JAの活動:今さら聞けない営農情報
農薬の正しい使い方(77)土壌吸着の仕組み【今さら聞けない営農情報】第343回2026年4月4日
「いまさら」では農薬を正しく、安全に、しかも高い効果を得るための農薬の正しい使い方の基礎知識をご紹介しています。農薬の防除効果は、有効成分をいずれかの方法で作物に付着または吸着させることができてはじめて発揮されますので、高い効果を発揮させるには、有効成分をいかに効率よく作物に付着させるかが鍵となります。しかし、農薬をより効率よく正しく使用するためには、製剤の選択の他に散布対象となる作物やその生育ステージ、あるいは病害虫雑草の生態に合わせた使い方も重要になります。前回までに、除草剤の選択性や作用機作をご紹介しましたが、これらに加え、処理する際の環境条件が除草剤の効果や薬害に大きな影響を与えますので、除草剤を上手に使うためにはこのことも知っておく必要があります。
これまでご紹介してきましたように、除草剤はその有効成分が雑草に接触してはじめて効果を発揮します。このため、雑草を漏れなく枯らすためには、ほ場の土壌面に均一に除草剤成分が存在するようにしなければなりません。その時に重要な特性が土壌吸着です。
除草剤成分が土壌に吸着する仕組みは、化学的吸着(イオン吸着)と物理的吸着(ファンデンワールス結合)の2つがあり、どちらの吸着をするかは、除草剤成分の化学構造によって変わります。
前者の化学的吸着は、土壌がマイナスに帯電しているために起こります。つまり、除草剤成分がイオン化してプラスに帯電するものであれば、マイナスの土壌に引き寄せられて土壌粒子に吸着することになります。

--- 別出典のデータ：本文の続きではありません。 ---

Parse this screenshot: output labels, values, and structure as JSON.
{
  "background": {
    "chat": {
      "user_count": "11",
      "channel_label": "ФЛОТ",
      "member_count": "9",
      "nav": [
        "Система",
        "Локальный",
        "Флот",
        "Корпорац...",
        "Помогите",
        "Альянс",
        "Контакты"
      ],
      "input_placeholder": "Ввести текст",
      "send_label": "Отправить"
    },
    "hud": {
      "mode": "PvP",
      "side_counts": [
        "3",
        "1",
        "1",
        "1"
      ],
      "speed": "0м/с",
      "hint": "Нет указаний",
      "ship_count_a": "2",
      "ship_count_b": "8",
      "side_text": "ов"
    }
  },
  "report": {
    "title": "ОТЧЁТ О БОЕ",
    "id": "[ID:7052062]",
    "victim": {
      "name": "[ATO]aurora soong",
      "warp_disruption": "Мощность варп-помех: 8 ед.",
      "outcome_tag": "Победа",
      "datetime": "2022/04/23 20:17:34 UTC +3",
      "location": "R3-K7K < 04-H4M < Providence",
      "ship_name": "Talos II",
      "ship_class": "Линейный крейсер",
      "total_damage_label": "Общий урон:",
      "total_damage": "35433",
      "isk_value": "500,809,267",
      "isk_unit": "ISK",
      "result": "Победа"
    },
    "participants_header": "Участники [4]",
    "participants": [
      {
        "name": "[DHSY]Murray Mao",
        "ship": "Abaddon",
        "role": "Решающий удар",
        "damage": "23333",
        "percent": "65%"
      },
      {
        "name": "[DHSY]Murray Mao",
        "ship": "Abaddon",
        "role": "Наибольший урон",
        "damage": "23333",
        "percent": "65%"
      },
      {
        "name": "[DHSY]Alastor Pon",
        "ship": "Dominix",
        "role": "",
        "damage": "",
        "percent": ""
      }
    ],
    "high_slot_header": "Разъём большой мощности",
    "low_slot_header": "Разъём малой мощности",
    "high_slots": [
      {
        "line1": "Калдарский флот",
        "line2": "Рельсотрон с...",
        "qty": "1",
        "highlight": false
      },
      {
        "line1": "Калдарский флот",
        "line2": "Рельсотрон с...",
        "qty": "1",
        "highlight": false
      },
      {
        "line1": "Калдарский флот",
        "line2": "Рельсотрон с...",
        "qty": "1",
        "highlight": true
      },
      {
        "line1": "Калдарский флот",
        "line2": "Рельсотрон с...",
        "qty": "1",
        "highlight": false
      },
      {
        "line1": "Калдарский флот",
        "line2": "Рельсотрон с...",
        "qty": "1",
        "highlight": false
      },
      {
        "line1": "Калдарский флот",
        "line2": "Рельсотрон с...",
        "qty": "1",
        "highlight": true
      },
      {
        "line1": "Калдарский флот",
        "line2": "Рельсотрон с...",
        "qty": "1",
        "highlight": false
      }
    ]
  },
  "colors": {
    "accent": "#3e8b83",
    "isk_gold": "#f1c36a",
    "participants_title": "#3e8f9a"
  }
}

後者のファンデンワールス結合は、すべての分子や原子間に働くもので、電荷を持たない中性粒子間に働くファンデルワールス力(引力)による結合です。分子量が大きいほど強くなりますが、イオン結合に比べれば桁違いに弱い結合力しかありません。このため、イオン化しない除草剤成分の場合は土壌吸着力は一般的に小さくなります。

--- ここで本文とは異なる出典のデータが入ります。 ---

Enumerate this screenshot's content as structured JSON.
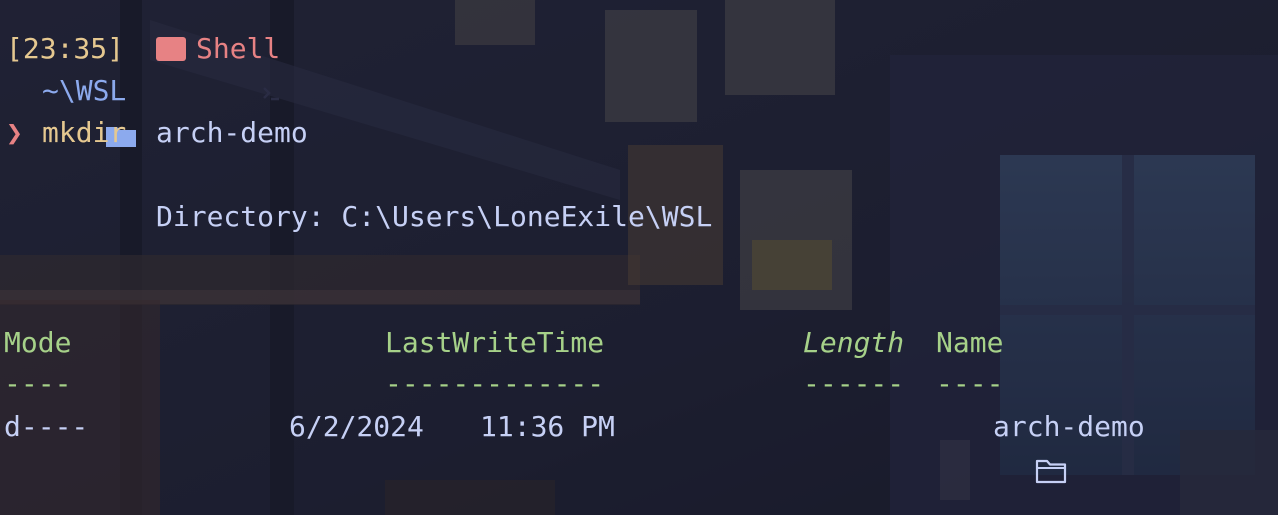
{
  "prompt": {
    "time": "[23:35]",
    "shell_icon": "terminal-prompt-icon",
    "shell_label": "Shell",
    "path_icon": "folder-icon",
    "path": "~\\WSL",
    "prompt_symbol": "❯",
    "command": "mkdir",
    "argument": "arch-demo"
  },
  "output": {
    "directory_line": "Directory: C:\\Users\\LoneExile\\WSL",
    "headers": {
      "mode": "Mode",
      "last_write_time": "LastWriteTime",
      "length": "Length",
      "name": "Name"
    },
    "underlines": {
      "mode": "----",
      "last_write_time": "-------------",
      "length": "------",
      "name": "----"
    },
    "row": {
      "mode": "d----",
      "date": "6/2/2024",
      "time": "11:36 PM",
      "name_icon": "folder-outline-icon",
      "name": "arch-demo"
    }
  },
  "colors": {
    "yellow": "#e5c890",
    "red": "#e78284",
    "blue": "#8caaee",
    "text": "#c6d0f5",
    "green": "#a6d189"
  }
}
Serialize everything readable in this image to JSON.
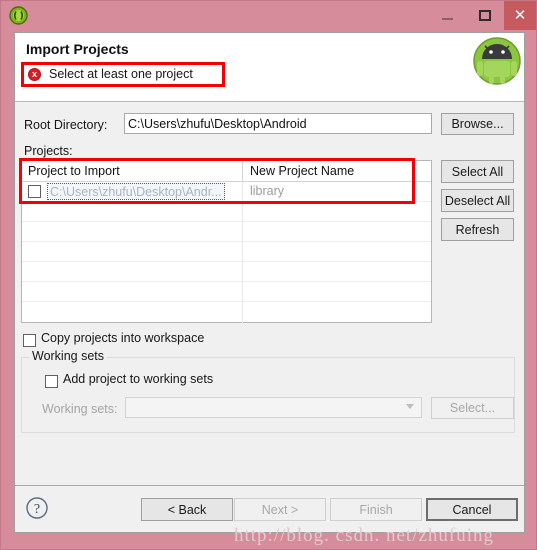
{
  "window": {
    "app_icon": "eclipse-icon",
    "minimize_label": "–",
    "maximize_label": "□",
    "close_label": "✕",
    "titlebar_color": "#d78c9b",
    "close_button_color": "#c55a5f"
  },
  "header": {
    "title": "Import Projects",
    "error_icon": "error-circle-icon",
    "error_glyph": "x",
    "error_message": "Select at least one project",
    "error_highlight_color": "#f50000",
    "logo": "android-robot-logo"
  },
  "form": {
    "root_directory_label": "Root Directory:",
    "root_directory_value": "C:\\Users\\zhufu\\Desktop\\Android",
    "root_directory_placeholder": "",
    "browse_label": "Browse...",
    "projects_label": "Projects:"
  },
  "table": {
    "columns": [
      "Project to Import",
      "New Project Name"
    ],
    "rows": [
      {
        "checked": false,
        "project_to_import": "C:\\Users\\zhufu\\Desktop\\Andr...",
        "new_project_name": "library"
      }
    ],
    "empty_row_count": 6,
    "highlight_color": "#f50000"
  },
  "side_buttons": {
    "select_all": "Select All",
    "deselect_all": "Deselect All",
    "refresh": "Refresh"
  },
  "options": {
    "copy_into_workspace_label": "Copy projects into workspace",
    "copy_into_workspace_checked": false
  },
  "working_sets": {
    "group_title": "Working sets",
    "add_checkbox_label": "Add project to working sets",
    "add_checkbox_checked": false,
    "select_label": "Working sets:",
    "select_value": "",
    "select_button_label": "Select...",
    "disabled": true
  },
  "footer": {
    "help_icon": "question-mark-icon",
    "help_glyph": "?",
    "back_label": "< Back",
    "next_label": "Next >",
    "finish_label": "Finish",
    "cancel_label": "Cancel",
    "back_enabled": true,
    "next_enabled": false,
    "finish_enabled": false,
    "cancel_enabled": true
  },
  "watermark": {
    "text": "http://blog. csdn. net/zhufuing"
  }
}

この土壌吸着力は土壌の性質(土性)によって異なり、火山灰土や粘土、腐食土が土壌吸着力が強い土壌です。このような吸着力の強い土壌に処理された除草剤の有効成分は土壌で移行しにくくなるので、これらの土壌では、除草剤の成分が土壌表面に留まりやすくなります。
大部分の除草剤成分は、土壌に処理されたのち水によって移行し均一な処理層を作りますので、土壌吸着力の強い土壌では、有効成分の薬量を十分に保った除草剤処理層をつくりやすくなります。